Turner syndrome, also known as Turner's syndrome, is a genetic disorder of females characterized by the complete or partial absence of one of the two X chromosomes. The syndrome occurs in about 1 per 3,000 live female births. Affected newborns typically are below average in length, with swollen hands and feet and loose folds of skin (called webbing) on the neck. Common signs in older children and adults include short stature, a low hairline, low-set ears, a wide chest, underdeveloped nails, and kidney and cardiovascular abnormalities. The ovaries do not produce the necessary hormones, and Turner syndrome girls do not undergo the full physical changes of puberty, such as breast development and menstruation. Turner syndrome patients have normal intelligence, but some may be below average mathematical ability and spatial-relations skills.

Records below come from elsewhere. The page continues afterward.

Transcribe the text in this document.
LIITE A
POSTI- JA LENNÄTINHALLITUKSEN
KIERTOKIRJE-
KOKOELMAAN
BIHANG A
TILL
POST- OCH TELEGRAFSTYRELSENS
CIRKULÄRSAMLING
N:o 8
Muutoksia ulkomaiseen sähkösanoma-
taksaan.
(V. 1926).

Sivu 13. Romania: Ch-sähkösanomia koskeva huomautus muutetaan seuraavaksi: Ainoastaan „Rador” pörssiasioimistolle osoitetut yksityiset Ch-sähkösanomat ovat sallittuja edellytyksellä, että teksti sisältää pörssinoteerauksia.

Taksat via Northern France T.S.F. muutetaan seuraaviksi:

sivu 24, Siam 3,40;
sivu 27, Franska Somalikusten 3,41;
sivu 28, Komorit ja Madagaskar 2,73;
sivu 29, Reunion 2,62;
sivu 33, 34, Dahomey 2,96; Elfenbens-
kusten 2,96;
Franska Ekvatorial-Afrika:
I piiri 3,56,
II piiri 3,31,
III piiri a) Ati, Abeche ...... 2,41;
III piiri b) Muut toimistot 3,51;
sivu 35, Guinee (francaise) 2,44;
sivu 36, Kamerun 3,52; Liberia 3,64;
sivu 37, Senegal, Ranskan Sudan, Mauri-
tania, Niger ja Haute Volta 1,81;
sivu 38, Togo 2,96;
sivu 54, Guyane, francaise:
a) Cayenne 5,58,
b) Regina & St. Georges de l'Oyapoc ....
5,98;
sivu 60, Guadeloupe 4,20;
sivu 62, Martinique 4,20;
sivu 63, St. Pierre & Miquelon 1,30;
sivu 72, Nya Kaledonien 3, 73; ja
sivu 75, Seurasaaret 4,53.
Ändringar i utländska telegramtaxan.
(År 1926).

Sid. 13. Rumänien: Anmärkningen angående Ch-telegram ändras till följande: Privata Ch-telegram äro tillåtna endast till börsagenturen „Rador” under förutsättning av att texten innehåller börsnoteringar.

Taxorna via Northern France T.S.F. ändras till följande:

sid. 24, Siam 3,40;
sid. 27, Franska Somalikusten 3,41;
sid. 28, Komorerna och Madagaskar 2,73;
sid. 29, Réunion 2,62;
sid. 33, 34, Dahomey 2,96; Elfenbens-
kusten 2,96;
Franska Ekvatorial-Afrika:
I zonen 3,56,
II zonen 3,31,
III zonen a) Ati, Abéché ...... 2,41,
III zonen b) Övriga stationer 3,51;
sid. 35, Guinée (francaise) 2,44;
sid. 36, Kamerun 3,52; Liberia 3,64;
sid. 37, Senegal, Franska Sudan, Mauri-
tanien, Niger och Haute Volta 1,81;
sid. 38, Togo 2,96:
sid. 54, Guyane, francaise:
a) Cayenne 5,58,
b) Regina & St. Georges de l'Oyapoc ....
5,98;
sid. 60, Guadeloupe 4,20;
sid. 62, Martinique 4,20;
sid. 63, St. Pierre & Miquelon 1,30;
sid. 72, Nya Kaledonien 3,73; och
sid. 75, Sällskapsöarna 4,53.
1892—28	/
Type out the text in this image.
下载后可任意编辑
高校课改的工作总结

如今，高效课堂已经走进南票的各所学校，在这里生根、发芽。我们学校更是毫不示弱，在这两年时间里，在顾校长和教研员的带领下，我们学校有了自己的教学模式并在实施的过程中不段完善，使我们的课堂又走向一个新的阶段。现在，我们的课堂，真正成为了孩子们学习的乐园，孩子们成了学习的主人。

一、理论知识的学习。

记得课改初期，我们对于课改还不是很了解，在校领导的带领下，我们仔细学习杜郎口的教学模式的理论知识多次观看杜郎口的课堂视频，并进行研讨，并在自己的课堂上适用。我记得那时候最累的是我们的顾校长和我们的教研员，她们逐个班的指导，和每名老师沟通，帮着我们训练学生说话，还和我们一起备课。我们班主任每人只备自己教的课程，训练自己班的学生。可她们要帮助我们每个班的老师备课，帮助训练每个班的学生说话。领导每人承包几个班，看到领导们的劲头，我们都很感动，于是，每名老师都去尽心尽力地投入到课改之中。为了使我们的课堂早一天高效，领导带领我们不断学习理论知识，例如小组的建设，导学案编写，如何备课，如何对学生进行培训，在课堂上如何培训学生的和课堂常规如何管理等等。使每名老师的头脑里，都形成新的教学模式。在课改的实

Treatment of Turner syndrome focuses on enabling girls to attain puberty through hormone replacement therapy, as well as trying to maximize height potential through the use of human growth hormone. In the past almost all Turner syndrome patients were infertile, but hormone replacement therapy and infertility treatments have enabled some women to have babies. Surgery is used to correct cardiovascular abnormalities and facial deformities.
In some Turner syndrome cases, the patient has a combination of two X chromosomes (XX) in some tissues and only one (XO) or three (XXX) in other tissues. These Turner patients are called mosaics and may have fewer symptoms or a lesser expression of the syndrome.
The syndrome is named for Dr. Henry Turner, the American physician who first (1938) described it.